Yukun Liu

Yukun Liu (刘玉坤) is currently a professor at the School of Statistics, East China Normal University (ECNU). Before joining ECNU, he got his BSc and PhD degrees from Nankai University in 2003 and 2009, respectively. His research interests include empirical likelihood and  semiparametric statistical theory and their applications in missing data, causal inference, epidemiology,  ecology etc. 

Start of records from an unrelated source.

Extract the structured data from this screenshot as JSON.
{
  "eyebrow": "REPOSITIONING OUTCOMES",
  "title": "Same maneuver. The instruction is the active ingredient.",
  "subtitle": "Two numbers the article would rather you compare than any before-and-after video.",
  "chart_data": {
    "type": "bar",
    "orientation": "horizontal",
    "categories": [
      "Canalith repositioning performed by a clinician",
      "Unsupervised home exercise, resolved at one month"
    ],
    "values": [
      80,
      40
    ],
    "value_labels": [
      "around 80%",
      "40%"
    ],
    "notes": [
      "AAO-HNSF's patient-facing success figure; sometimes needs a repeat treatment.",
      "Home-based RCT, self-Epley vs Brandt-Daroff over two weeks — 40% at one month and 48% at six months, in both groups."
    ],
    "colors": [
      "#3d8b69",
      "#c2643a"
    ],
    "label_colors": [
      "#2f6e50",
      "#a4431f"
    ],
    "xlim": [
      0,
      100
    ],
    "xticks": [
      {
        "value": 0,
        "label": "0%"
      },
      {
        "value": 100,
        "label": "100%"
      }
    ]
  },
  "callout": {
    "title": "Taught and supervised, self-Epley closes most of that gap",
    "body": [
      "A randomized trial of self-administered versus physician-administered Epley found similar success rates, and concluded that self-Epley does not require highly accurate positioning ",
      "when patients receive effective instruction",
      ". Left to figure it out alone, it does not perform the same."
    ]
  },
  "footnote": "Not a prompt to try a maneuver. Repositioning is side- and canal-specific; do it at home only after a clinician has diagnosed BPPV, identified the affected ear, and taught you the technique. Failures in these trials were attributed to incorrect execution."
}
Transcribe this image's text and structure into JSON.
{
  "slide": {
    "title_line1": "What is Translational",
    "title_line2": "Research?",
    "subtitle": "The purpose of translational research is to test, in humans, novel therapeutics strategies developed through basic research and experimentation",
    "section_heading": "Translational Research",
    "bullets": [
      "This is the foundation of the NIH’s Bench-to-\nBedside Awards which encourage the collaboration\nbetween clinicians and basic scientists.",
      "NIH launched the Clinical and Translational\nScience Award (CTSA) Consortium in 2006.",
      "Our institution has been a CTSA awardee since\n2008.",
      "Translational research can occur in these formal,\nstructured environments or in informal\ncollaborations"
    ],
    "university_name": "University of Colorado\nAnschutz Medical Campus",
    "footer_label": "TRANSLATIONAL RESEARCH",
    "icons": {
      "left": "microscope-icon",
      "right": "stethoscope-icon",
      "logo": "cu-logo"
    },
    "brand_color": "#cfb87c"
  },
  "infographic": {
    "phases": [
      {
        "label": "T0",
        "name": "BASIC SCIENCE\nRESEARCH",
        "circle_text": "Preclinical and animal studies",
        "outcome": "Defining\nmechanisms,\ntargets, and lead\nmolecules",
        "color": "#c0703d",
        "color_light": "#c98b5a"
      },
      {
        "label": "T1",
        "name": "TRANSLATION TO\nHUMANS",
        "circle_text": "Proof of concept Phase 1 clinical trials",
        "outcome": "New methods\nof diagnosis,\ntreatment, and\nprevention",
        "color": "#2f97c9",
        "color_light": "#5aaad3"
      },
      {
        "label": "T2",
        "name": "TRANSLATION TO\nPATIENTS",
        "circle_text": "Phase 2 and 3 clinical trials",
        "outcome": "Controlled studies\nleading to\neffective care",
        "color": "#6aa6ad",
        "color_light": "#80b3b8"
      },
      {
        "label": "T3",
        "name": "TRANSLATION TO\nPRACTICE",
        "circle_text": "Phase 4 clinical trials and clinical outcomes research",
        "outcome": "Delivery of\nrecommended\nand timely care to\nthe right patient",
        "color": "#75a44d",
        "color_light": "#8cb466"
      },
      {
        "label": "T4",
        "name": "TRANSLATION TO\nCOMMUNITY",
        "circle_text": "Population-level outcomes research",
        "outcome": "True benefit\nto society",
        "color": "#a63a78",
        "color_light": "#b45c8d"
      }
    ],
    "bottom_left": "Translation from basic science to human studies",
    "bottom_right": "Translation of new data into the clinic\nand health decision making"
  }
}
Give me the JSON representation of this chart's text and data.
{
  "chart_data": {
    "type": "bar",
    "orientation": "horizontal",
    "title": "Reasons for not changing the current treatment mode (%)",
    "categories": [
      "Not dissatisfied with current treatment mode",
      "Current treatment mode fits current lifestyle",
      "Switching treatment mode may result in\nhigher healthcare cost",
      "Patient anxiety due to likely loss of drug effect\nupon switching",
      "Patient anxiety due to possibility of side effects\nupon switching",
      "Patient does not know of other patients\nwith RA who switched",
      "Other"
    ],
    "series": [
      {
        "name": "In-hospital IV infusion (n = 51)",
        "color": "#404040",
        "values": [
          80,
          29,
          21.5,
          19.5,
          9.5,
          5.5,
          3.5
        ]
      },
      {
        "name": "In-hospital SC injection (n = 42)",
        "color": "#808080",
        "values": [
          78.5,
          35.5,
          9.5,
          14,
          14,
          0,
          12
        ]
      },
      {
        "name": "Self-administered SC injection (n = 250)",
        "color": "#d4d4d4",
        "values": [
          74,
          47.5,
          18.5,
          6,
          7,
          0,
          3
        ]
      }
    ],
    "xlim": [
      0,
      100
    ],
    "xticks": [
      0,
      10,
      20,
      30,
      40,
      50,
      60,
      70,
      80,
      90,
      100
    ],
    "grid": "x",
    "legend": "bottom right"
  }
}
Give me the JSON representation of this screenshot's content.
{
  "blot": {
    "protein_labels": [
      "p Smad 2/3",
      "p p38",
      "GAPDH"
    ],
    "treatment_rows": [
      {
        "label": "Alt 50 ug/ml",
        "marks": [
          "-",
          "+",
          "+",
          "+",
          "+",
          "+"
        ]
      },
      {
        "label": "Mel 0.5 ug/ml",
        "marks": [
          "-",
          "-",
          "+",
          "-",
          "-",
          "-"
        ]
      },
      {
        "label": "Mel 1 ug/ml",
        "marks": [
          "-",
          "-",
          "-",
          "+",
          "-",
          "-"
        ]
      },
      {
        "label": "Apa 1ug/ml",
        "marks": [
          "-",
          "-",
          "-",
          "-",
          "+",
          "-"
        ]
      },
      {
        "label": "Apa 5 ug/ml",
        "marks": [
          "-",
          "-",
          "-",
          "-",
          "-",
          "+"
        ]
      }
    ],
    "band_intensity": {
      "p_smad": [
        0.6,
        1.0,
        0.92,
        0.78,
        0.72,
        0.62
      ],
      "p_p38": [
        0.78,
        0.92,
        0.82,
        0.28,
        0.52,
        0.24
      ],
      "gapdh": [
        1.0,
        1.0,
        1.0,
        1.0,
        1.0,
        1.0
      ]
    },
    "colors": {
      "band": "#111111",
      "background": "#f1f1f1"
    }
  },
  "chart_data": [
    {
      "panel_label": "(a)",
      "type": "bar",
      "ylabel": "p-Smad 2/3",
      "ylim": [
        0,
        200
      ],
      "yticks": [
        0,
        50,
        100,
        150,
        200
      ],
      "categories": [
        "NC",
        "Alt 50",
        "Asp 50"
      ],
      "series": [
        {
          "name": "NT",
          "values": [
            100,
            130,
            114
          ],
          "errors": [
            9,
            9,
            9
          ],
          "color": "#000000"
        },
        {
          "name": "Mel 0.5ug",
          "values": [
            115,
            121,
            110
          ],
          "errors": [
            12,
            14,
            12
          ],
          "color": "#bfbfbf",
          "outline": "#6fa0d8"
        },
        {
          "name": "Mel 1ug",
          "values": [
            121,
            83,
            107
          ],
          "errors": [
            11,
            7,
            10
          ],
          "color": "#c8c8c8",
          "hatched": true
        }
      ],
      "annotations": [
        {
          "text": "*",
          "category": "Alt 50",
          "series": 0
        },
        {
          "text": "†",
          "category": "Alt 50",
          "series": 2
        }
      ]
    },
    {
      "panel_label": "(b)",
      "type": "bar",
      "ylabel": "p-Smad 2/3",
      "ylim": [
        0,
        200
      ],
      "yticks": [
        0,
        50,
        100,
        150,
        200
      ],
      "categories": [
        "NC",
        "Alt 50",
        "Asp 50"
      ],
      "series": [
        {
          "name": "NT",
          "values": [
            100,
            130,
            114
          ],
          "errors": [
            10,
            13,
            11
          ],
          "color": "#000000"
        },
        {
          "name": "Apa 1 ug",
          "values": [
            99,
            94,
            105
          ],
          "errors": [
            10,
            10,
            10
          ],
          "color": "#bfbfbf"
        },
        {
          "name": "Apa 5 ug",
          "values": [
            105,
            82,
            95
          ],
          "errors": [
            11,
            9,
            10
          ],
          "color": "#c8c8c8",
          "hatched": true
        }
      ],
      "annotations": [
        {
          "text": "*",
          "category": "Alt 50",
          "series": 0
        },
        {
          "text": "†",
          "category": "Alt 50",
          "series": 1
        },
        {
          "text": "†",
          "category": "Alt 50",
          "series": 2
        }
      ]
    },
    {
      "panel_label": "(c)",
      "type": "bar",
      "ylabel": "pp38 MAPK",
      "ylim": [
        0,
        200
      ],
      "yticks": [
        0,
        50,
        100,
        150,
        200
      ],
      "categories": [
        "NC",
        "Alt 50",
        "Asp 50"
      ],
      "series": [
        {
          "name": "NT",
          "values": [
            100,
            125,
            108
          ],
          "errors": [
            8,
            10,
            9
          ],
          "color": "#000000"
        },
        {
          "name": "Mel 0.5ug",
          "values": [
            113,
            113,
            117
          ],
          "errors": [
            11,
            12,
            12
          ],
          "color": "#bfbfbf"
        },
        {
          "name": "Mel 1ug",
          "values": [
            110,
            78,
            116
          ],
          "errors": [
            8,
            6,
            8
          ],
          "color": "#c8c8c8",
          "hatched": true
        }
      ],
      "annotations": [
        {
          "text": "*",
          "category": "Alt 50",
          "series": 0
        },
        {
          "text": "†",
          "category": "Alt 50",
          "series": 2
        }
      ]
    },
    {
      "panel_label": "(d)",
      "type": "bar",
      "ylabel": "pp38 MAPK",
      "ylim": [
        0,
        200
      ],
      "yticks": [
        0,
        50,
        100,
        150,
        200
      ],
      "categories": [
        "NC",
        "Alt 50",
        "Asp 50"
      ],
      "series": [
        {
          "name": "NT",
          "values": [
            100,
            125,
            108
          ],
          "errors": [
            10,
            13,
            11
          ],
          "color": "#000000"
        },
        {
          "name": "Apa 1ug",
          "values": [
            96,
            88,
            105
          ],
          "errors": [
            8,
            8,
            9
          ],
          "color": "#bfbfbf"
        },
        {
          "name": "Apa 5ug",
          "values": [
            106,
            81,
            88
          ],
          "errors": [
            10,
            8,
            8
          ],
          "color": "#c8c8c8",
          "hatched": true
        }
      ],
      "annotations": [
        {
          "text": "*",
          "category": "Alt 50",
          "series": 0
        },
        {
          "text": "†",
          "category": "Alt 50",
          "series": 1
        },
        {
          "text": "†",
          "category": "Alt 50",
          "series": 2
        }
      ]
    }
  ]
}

Title: Some progress on hypothesis testing and parameter estimation with non-ignorable missing data

Abstract: Missing data are frequently encountered in various disciplines  and can be divided  into three categories: missing completely at random (MCAR), missing at random (MAR), and missing not at random (MNAR). Ignorable missing (MCAR and MAR) data are relatively easy to handle as all model parameters are generally identifiable. However, MNAR data analyses are much more challenging because of the issue of model non-identifiability. Valid statistical approaches to missing data depend crucially on correct identification of the underlying missingness mechanism. 

This talk consists of two parts. In the first part, I will present two score tests for testing whether the missingness mechanism is MAR or MNAR. The implementation of the score tests circumvents the identification issue as they requires only parameter estimation under the null MAR assumption. Also they are shown to have certain optimality,  well-controlled type I errors and desirable powers. In the second part, we introduce a likelihood-based estimation procedure under a logistic nonmissingness model and a semiparametric regression model. The propose procedure circumvents the use of inverse probability weighting (IPW) and overcome the instability and mulitple-roots issues of commonly-used IPW methods for MNAR data analyses. A real data example is analyzed to illustrate the advantages of our method. We conclude that if only a parametric logistic model is assumed but the outcome regression model is left arbitrary, then one has to be cautious in using any of the existing statistical methods in problems involving MNAR data.